Economy
Recent Economic Developments
Although the economic impact from the COVID-19 outbreak appears to be less severe than initially anticipated—GDP declined by an estimated 4.5 percent in 2020 compared to a 6.5 percent decline in the first half of the year—the pandemic has exacted a heavy toll in terms of health and mortality and has undermined the government’s commitment to undertake critical reforms. Recent anti-corruption reforms have also suffered setbacks due to adverse court rulings in late 2020.

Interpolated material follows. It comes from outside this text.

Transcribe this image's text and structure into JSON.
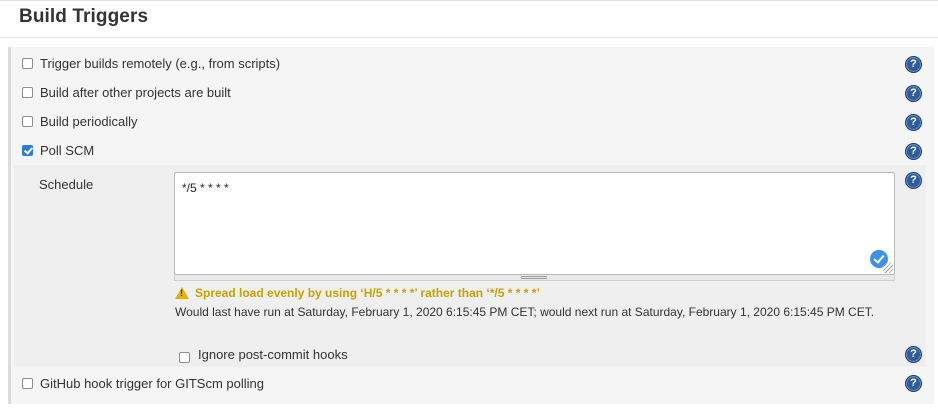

Economic activity recovered in the first half of 2020, supported by a number of measures to mitigate the impact of COVID-19. The full-scale lockdown was replaced by an adaptive quarantine in June 2020 that enabled many services to return to normal functioning. Domestic demand was boosted by over 10 percent (year-on-year [y-o-y]) real wage growth due to an increase in the minimum wage and a gradual recovery in economic activity. On the supply side, retail and wholesale trade grew 7.9 percent y-o-y in 2020 and made a significant positive contribution to GDP growth. The financial sector has weathered the downturn with its capital adequacy still strong. At the same time, agriculture output fell almost 12 percent due to drought and a poor harvest.
On the external side, lower energy and higher iron and grain commodity prices resulted in the most favorable terms of trade for Ukraine in the past decade. Combined with import compression, this resulted in a current account surplus of 4.4 percent in 2020. Remittances were relatively resilient, down only 5.3 percent y-o-y in 2020, while private capital inflows also recovered in the second half of the year. International reserves reached US$29.1 billion at end-December, equal to 4.7 months of next year’s imports.
Following the smaller-than-expected economic decline, fiscal revenue also performed better than anticipated. On the expenditure side, COVID-19-related outlays were less than budgeted, and a portion of the pandemic special fund was redirected to capital expenditures and to a public sector wage and pension increase. The fiscal deficit amounted to 6.2 percent of GDP compared to the initial plan of 7.6 percent.
After two years of tight monetary policy, the National Bank of Ukraine (NBU) gradually cut its key policy rate to 6 percent in June 2020, a level it has since maintained However, a more accommodative fiscal policy stance resulted in an increase in inflation expectations from 6.7 percent in August to 8 percent at year-end. The inflation rate grew from 2.5 percent on average in the first three quarters of 2020 to 6.1 percent in January 2021, which is slightly above the NBU’s target of 5+/-1 percent. This triggered a key rate increase to 6.5 percent in March 2021.
Although the COVID-19 relief measures were welcome, attention once again needs to turn to structural reforms that are required to raise medium-term growth prospects. Slower reform momentum has undermined investor confidence and delayed financing from international financial institutions; as a result, significant public financing needs in 2020 have been met mostly by domestic borrowing that amounted to 10.5 percent of GDP (gross). The composition of external financing has shifted toward more expensive commercial borrowings and Eurobonds comprising 4.3 percent of GDP in total.
The poverty effects of COVID-19 are expected to be relatively muted, with the poverty rate, based on US$5.5 a day, projected to have increased by only 0.5 percentage points to 3 percent in 2020, as increases in pensions and wages helped to partially offset the decline in employment.
Economic Outlook
Ukraine’s economic recovery in 2021 is expected to be mild, given the high uncertainty associated with the vaccine rollout and the direction of economic policies to address investment bottlenecks and to safeguard macroeconomic sustainability. The GDP growth projection of 3.8 percent is underpinned by positive base effects in agriculture and the processing industry and assumes that further temporary lockdowns are possible in the first half of 2021 due to delays in vaccinations.
The 2021 budget targets a 5.4 percent deficit. Together with 10.5 percent of GDP debt amortization and 1.3 percent of GDP in arrears to the private sector, this will increase total fiscal financing needs to 17.2 percent of GDP (compared 15 percent of GDP in 2020). The increase in minimum wages will push the public wage bill to over 11 percent of GDP and create additional pressures on current account imbalances and inflation. Prudent fiscal policy is needed to address inflationary pressures in the medium term.
The poverty rate, based on the US$5.5 a day threshold, is expected to decrease to 2.5 percent in 2021, similar to the level in 2019. Accelerating the reform momentum is key to achieving faster economic growth and poverty reduction in 2022 and 2023.